A Sombra de uma Ausência: “Primavera Nos Dentes” Narra o Mito Secos & Molhados Sem João Ricardo

Uma banda que ousava encarar de frente a ditadura militar sanguinária, um furacão de androginia, poesia afiada e teatralidade visceral; o Secos & Molhados não foi apenas um fenômeno de vendas nos anos 1970, foi um território de liberdade conquistado à força, com maquiagem, figurinos que chocavam a “tradicional família brasileira” e letras que cortavam como navalha. Cinquenta anos depois, a série documental Primavera Nos Dentes, do diretor Miguel de Almeida, que estreia nesta sexta-feira (31/10) no Canal Brasil às 21h30, se propõe a dissecar esse mito. Os dois primeiros episódios, exibidos para a imprensa, confirmam a ambição e o rigor da empreitada, mas também escancaram uma ferida que nunca fechou: a ausência silenciosa e intransigente de João Ricardo.
A série é guiada pelo livro homônimo escrito pelo próprio diretor Miguel de Almeida e construída sobre uma base sólida de depoimentos que ajudam a reconstruir esta história Ney Matogrosso, Gerson Conrad, Emilio Carrera, Willy Verdaguer e Paulo Mendonça narram com riqueza de detalhes o ambiente teatral que gestou a banda, a efervescência criativa e o impacto de explosão.
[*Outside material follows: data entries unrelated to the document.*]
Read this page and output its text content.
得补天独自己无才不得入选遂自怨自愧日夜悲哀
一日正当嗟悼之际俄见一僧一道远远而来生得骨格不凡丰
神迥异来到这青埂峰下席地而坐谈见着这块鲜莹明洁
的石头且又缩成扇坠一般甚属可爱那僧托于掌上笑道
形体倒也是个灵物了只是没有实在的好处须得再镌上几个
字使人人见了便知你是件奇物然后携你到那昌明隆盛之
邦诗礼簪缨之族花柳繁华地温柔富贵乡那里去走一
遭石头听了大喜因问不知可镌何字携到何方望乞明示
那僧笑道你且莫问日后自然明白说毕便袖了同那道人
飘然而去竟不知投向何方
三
As imagens de arquivo são um personagem à parte, transportando o espectador para o momento terrível do Brasil sob a repressão, contrastando brutalmente com o sopro de ar puro – ou melhor, de ar revolucionário – que o trio representava.
Ney, em seu depoimento, é categórico ao explicar que a icônica maquiagem foi baseada na tradição japonesa do teatro kabuki, que conheceu no bairro da Liberdade, em São Paulo, e que ela serviu para a criação de uma persona, uma máscara que, paradoxalmente, permitia a revelação mais crua de seus corpos e vozes. Ela permitia a liberdade de continuar anônimo mesmo enquanto a música e a imagem da banda explodia na mídia e nas paradas de sucesso.
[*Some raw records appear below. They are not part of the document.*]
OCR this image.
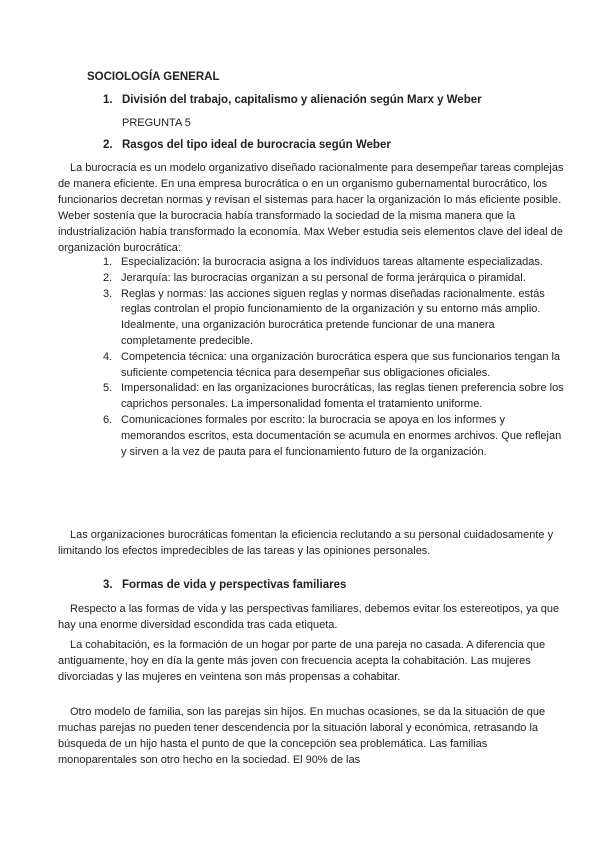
SOCIOLOGÍA GENERAL
1. División del trabajo, capitalismo y alienación según Marx y Weber
PREGUNTA 5
2. Rasgos del tipo ideal de burocracia según Weber
La burocracia es un modelo organizativo diseñado racionalmente para desempeñar tareas complejas de manera eficiente. En una empresa burocrática o en un organismo gubernamental burocrático, los funcionarios decretan normas y revisan el sistemas para hacer la organización lo más eficiente posible. Weber sostenía que la burocracia había transformado la sociedad de la misma manera que la industrialización había transformado la economía. Max Weber estudia seis elementos clave del ideal de organización burocrática:
1. Especialización: la burocracia asigna a los individuos tareas altamente especializadas.
2. Jerarquía: las burocracias organizan a su personal de forma jerárquica o piramidal.
3. Reglas y normas: las acciones siguen reglas y normas diseñadas racionalmente. estás reglas controlan el propio funcionamiento de la organización y su entorno más amplio. Idealmente, una organización burocrática pretende funcionar de una manera completamente predecible.
4. Competencia técnica: una organización burocrática espera que sus funcionarios tengan la suficiente competencia técnica para desempeñar sus obligaciones oficiales.
5. Impersonalidad: en las organizaciones burocráticas, las reglas tienen preferencia sobre los caprichos personales. La impersonalidad fomenta el tratamiento uniforme.
6. Comunicaciones formales por escrito: la burocracia se apoya en los informes y memorandos escritos, esta documentación se acumula en enormes archivos. Que reflejan y sirven a la vez de pauta para el funcionamiento futuro de la organización.
Las organizaciones burocráticas fomentan la eficiencia reclutando a su personal cuidadosamente y limitando los efectos impredecibles de las tareas y las opiniones personales.
3. Formas de vida y perspectivas familiares
Respecto a las formas de vida y las perspectivas familiares, debemos evitar los estereotipos, ya que hay una enorme diversidad escondida tras cada etiqueta.
La cohabitación, es la formación de un hogar por parte de una pareja no casada. A diferencia que antiguamente, hoy en día la gente más joven con frecuencia acepta la cohabitación. Las mujeres divorciadas y las mujeres en veintena son más propensas a cohabitar.
Otro modelo de familia, son las parejas sin hijos. En muchas ocasiones, se da la situación de que muchas parejas no pueden tener descendencia por la situación laboral y económica, retrasando la búsqueda de un hijo hasta el punto de que la concepción sea problemática. Las familias monoparentales son otro hecho en la sociedad. El 90% de las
A importância do grupo é dimensionada por vozes de outras gerações, como Charles Gavin, Frejat, Ana Cañas e Duda Brack que atestam a influência atemporal daquele projeto que desmontou convenções.
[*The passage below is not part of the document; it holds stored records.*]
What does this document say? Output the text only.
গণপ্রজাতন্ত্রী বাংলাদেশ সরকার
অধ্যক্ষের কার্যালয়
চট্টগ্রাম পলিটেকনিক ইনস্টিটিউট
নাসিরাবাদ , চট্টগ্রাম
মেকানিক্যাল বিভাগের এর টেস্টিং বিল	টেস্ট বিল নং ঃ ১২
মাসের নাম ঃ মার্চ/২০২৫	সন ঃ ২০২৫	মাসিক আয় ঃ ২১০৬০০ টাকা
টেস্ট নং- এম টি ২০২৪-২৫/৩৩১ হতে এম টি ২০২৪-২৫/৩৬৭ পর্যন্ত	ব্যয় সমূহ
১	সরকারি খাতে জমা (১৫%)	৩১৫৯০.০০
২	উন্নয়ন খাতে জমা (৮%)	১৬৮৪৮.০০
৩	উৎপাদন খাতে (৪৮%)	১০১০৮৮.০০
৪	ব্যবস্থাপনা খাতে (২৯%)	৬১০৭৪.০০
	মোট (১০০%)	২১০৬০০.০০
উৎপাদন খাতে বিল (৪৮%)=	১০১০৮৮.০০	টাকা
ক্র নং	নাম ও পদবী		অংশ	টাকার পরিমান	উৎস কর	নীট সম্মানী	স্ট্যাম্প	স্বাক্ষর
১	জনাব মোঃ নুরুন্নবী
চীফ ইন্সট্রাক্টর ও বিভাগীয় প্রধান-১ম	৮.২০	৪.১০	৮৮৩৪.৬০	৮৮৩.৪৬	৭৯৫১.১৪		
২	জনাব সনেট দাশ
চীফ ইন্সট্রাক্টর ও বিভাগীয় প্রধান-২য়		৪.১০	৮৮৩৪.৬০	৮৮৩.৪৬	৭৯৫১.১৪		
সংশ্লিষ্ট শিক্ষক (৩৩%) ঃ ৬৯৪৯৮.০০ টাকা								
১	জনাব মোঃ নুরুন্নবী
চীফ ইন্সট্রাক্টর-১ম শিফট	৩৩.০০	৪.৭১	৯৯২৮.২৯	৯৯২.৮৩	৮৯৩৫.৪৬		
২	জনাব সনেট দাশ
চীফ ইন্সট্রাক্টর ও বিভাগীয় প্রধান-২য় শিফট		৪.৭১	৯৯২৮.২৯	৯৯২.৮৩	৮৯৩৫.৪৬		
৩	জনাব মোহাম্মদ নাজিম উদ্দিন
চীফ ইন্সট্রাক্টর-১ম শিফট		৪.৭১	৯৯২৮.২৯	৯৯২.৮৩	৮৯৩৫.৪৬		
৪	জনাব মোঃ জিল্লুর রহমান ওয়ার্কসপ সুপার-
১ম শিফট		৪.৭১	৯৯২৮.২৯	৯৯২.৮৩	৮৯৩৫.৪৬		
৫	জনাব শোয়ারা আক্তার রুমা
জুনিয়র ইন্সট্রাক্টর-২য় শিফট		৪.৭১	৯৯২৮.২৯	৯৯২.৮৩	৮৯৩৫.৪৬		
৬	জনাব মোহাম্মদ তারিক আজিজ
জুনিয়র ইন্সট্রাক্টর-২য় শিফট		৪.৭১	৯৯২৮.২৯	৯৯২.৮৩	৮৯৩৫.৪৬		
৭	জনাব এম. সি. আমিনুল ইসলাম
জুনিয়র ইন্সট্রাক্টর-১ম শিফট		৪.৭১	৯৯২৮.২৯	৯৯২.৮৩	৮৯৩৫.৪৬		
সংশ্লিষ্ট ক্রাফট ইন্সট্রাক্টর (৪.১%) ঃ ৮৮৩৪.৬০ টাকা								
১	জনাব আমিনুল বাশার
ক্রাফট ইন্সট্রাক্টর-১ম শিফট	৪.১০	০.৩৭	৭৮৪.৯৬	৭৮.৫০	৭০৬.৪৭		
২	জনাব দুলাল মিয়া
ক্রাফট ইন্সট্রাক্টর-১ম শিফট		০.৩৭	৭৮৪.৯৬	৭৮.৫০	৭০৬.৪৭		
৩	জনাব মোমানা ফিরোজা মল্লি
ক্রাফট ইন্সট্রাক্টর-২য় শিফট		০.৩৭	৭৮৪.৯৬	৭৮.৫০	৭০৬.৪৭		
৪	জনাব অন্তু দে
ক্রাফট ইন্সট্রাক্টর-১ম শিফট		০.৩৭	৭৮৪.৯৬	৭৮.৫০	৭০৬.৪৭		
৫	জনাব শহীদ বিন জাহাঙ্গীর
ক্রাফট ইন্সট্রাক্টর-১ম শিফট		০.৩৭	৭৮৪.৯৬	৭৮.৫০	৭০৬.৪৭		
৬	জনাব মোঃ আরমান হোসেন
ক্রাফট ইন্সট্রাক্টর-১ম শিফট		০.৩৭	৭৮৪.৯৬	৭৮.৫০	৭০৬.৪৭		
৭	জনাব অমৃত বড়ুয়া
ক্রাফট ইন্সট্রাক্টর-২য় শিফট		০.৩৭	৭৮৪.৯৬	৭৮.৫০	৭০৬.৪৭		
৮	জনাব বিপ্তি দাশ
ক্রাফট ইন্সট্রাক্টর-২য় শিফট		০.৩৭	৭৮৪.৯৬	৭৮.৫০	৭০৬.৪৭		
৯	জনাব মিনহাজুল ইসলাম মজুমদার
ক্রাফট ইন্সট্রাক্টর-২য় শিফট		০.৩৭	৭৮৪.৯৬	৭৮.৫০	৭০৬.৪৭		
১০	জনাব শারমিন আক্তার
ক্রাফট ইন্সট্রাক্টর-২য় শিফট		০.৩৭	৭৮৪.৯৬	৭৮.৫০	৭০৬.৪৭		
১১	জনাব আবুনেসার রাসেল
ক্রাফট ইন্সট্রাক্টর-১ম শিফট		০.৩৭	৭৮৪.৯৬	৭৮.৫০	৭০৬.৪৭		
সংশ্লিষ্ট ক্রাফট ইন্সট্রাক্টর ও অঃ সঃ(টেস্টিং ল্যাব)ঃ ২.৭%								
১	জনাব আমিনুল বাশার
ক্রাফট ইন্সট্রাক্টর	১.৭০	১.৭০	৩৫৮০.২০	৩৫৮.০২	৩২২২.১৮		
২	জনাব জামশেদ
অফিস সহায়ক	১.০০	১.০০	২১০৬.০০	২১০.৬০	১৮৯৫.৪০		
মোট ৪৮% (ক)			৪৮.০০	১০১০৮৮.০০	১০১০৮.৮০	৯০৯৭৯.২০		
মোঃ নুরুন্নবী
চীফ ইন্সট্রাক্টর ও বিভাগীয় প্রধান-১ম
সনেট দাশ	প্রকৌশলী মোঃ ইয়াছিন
No entanto, a sombra de João Ricardo, o principal compositor da banda, paira sobre a obra como um fantasma. Sua recusa em participar e, mais crucialmente, em autorizar o uso das músicas originais do Secos & Molhados, impôs um desafio colossal à produção. A solução encontrada foi tão criativa quanto a própria banda: em vez de tentar substituir o irreproduzível, a produção encomendou novas canções.
Assim, Paulo Mendonça (que integrou a banda do Secos & Molhados) e os músicos Emílio Carrera (piano) e Willy Verdaguer (baixo) compuseram sete músicas inéditas para a trilha. O ápice desse esforço é “Ouvindo o Silêncio”, uma canção inédita de Gerson Conrad e Paulo Mendonça que reuniu, em um estúdio, Ney, Gerson, Paulo, Emílio e Willy – uma reunião histórica, meio século depois. As novas composições atuam como um comentário, uma trilha paralela que recria a sonoridade sem violar a proibição, criando um diálogo com o passado.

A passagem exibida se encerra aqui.